Initially, the case should have been dealt with in the Marikopa district, but Uber sponsored social advertising there, therefore, due to a conflict of interest, the case was transferred to another district. Now they will deal with Manikop again: the investigators will have to decide whether to blame the driver for Rafaela Vasquez, who was driving a self-driving car and watching the show on Hulu before the accident.
In Yavapai district, they came to the conclusion that the charges need more evidence, and the video from the accident “most likely does not accurately reflect the events that occurred.” Investigators suggested that the police should find an expert in order to understand what the person at the driver’s place at the time of the accident actually could see.
According to Reuters, the National Transportation Safety Board (NTSB) and the National Highway Traffic Safety Administration (NHTSA) are still investigating the accident. Regulators can still blame Uber for violations, but not in a criminal case.

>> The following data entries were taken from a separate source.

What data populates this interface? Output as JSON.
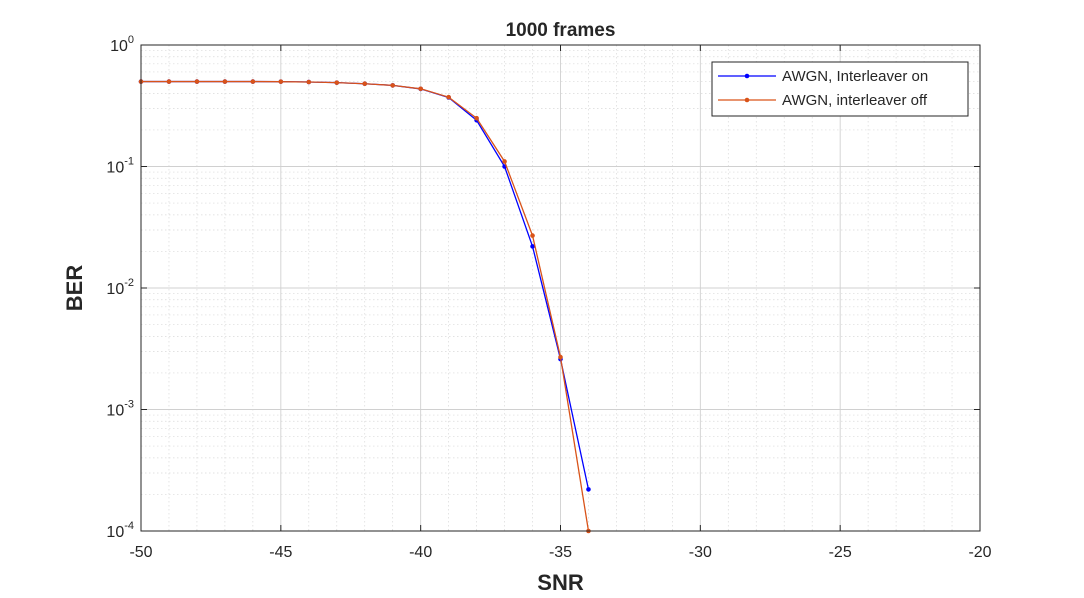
{
  "chart_data": {
    "type": "line",
    "title": "1000 frames",
    "xlabel": "SNR",
    "ylabel": "BER",
    "xlim": [
      -50,
      -20
    ],
    "ylim": [
      0.0001,
      1
    ],
    "yscale": "log",
    "grid": true,
    "minor_grid": true,
    "legend_placement": "top-right",
    "x_ticks": [
      "-50",
      "-45",
      "-40",
      "-35",
      "-30",
      "-25",
      "-20"
    ],
    "y_ticks": [
      {
        "base": "10",
        "exp": "0"
      },
      {
        "base": "10",
        "exp": "-1"
      },
      {
        "base": "10",
        "exp": "-2"
      },
      {
        "base": "10",
        "exp": "-3"
      },
      {
        "base": "10",
        "exp": "-4"
      }
    ],
    "series": [
      {
        "name": "AWGN, Interleaver on",
        "color": "#0000ff",
        "x": [
          -50,
          -49,
          -48,
          -47,
          -46,
          -45,
          -44,
          -43,
          -42,
          -41,
          -40,
          -39,
          -38,
          -37,
          -36,
          -35,
          -34
        ],
        "y": [
          0.5,
          0.5,
          0.5,
          0.5,
          0.5,
          0.499,
          0.496,
          0.49,
          0.48,
          0.465,
          0.435,
          0.37,
          0.24,
          0.1,
          0.022,
          0.0026,
          0.00022
        ]
      },
      {
        "name": "AWGN, interleaver off",
        "color": "#d95319",
        "x": [
          -50,
          -49,
          -48,
          -47,
          -46,
          -45,
          -44,
          -43,
          -42,
          -41,
          -40,
          -39,
          -38,
          -37,
          -36,
          -35,
          -34
        ],
        "y": [
          0.5,
          0.5,
          0.5,
          0.5,
          0.5,
          0.499,
          0.496,
          0.49,
          0.48,
          0.465,
          0.436,
          0.372,
          0.25,
          0.11,
          0.027,
          0.0027,
          0.0001
        ]
      }
    ]
  }
}
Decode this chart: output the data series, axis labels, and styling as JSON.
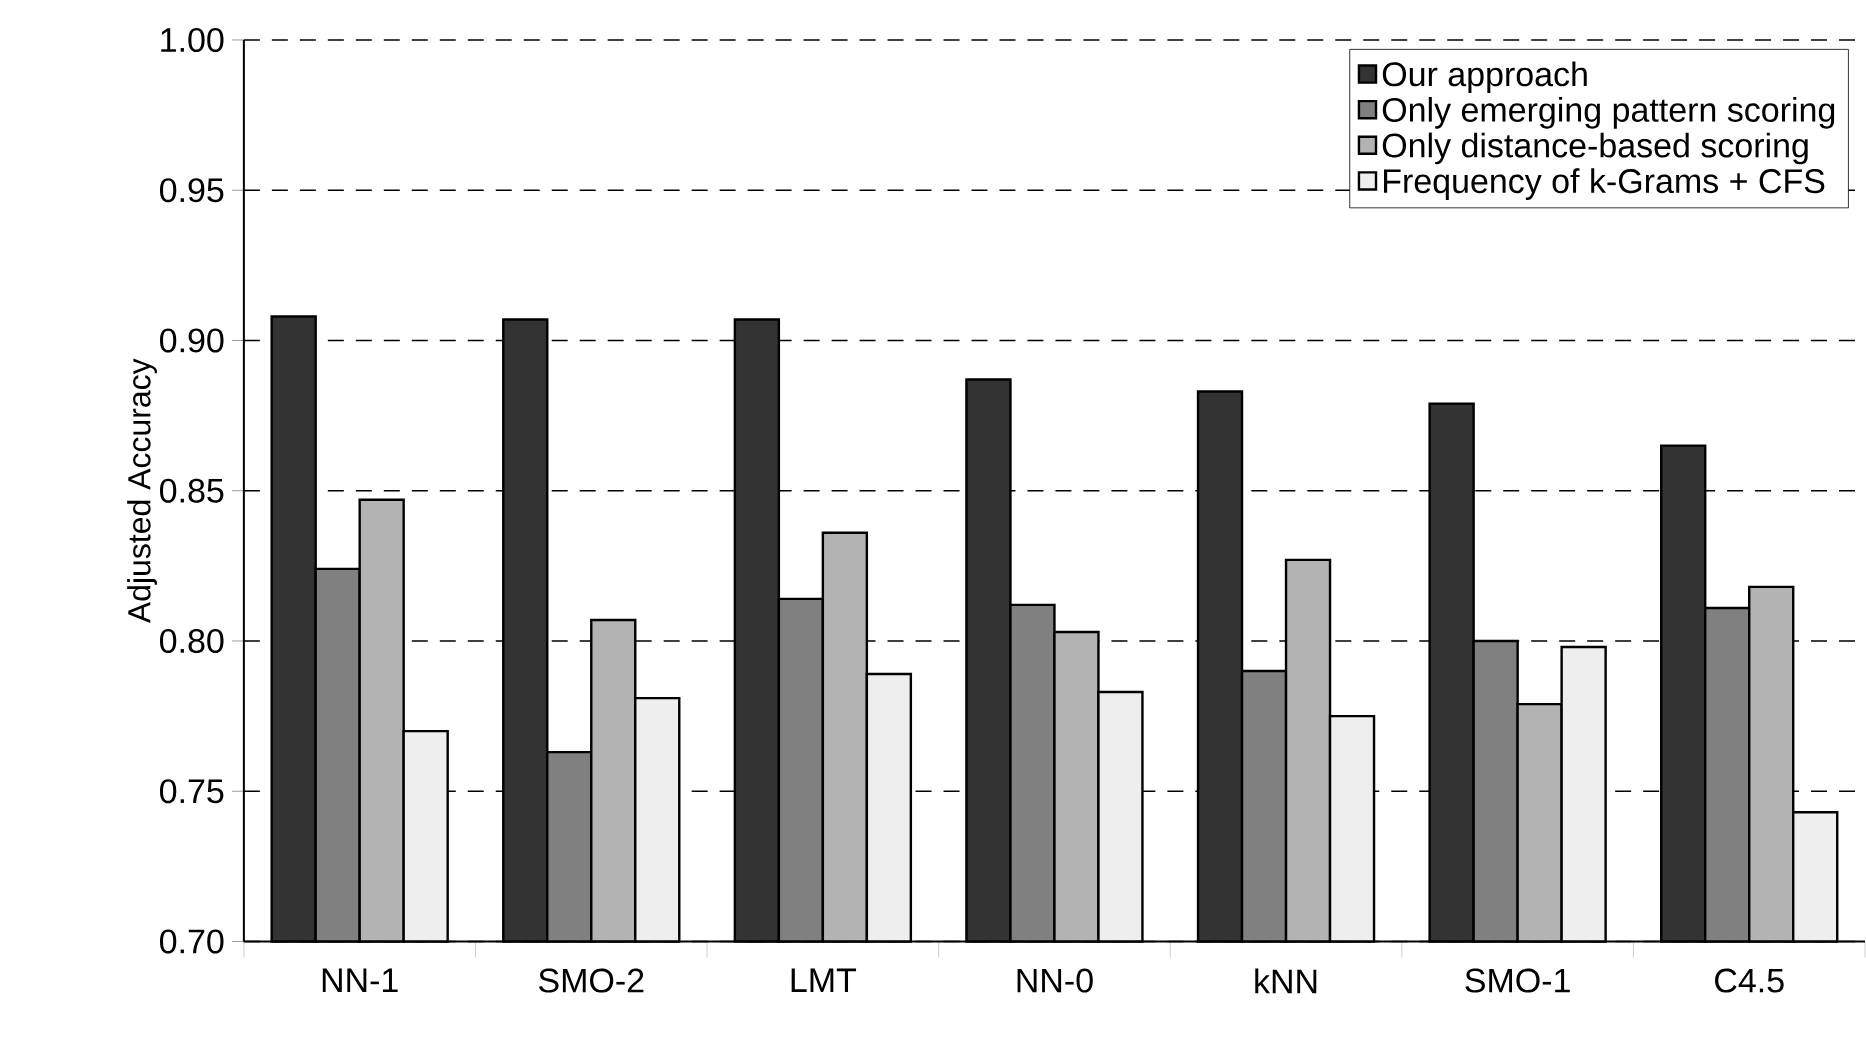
{
  "chart_data": {
    "type": "bar",
    "ylabel": "Adjusted Accuracy",
    "categories": [
      "NN-1",
      "SMO-2",
      "LMT",
      "NN-0",
      "kNN",
      "SMO-1",
      "C4.5"
    ],
    "series": [
      {
        "name": "Our approach",
        "color": "#333333",
        "values": [
          0.908,
          0.907,
          0.907,
          0.887,
          0.883,
          0.879,
          0.865
        ]
      },
      {
        "name": "Only emerging pattern scoring",
        "color": "#808080",
        "values": [
          0.824,
          0.763,
          0.814,
          0.812,
          0.79,
          0.8,
          0.811
        ]
      },
      {
        "name": "Only distance-based scoring",
        "color": "#b3b3b3",
        "values": [
          0.847,
          0.807,
          0.836,
          0.803,
          0.827,
          0.779,
          0.818
        ]
      },
      {
        "name": "Frequency of k-Grams + CFS",
        "color": "#eeeeee",
        "values": [
          0.77,
          0.781,
          0.789,
          0.783,
          0.775,
          0.798,
          0.743
        ]
      }
    ],
    "ylim": [
      0.7,
      1.0
    ],
    "yticks": [
      {
        "value": 0.7,
        "label": "0.70"
      },
      {
        "value": 0.75,
        "label": "0.75"
      },
      {
        "value": 0.8,
        "label": "0.80"
      },
      {
        "value": 0.85,
        "label": "0.85"
      },
      {
        "value": 0.9,
        "label": "0.90"
      },
      {
        "value": 0.95,
        "label": "0.95"
      },
      {
        "value": 1.0,
        "label": "1.00"
      }
    ],
    "grid": "y",
    "legend": "top right"
  }
}
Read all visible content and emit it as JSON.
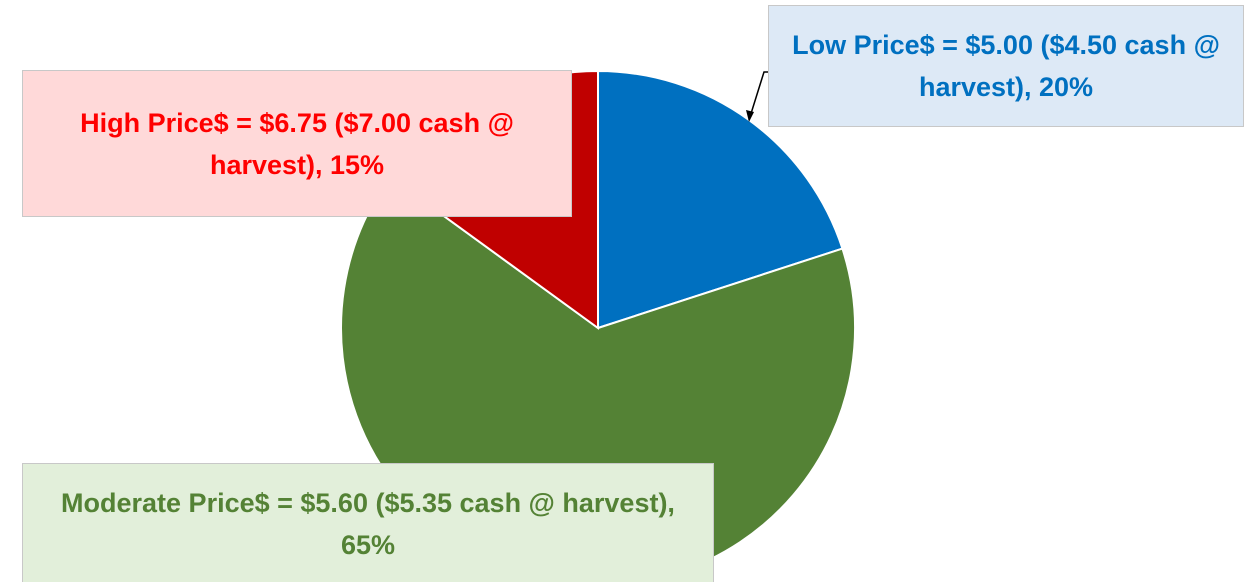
{
  "chart_data": {
    "type": "pie",
    "values": [
      20,
      65,
      15
    ],
    "value_labels": [
      "Low Price$  = $5.00 ($4.50 cash @ harvest), 20%",
      "Moderate Price$ = $5.60 ($5.35 cash @ harvest), 65%",
      "High Price$  = $6.75 ($7.00 cash @ harvest), 15%"
    ],
    "colors": [
      "#0070c0",
      "#548235",
      "#c00000"
    ],
    "label_colors": [
      "#0070c0",
      "#548235",
      "#ff0000"
    ],
    "label_fills": [
      "#dde9f6",
      "#e2efda",
      "#ffd9d9"
    ]
  }
}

On March 19, 2018, a self-driving Uber car hit a 49-year-old cyclist Helen Herzberg in Arizona. The girl crossed the road at night in the wrong and unlit place.
In May 2018, Uber closed testing self-driving cars in Arizona and laid off 300 employees. At the same time, the company resumed testing in other states.
In June 2018, the police said that the accident could have been prevented if the only person in the car had not watched the “Voice” show, but had followed the road.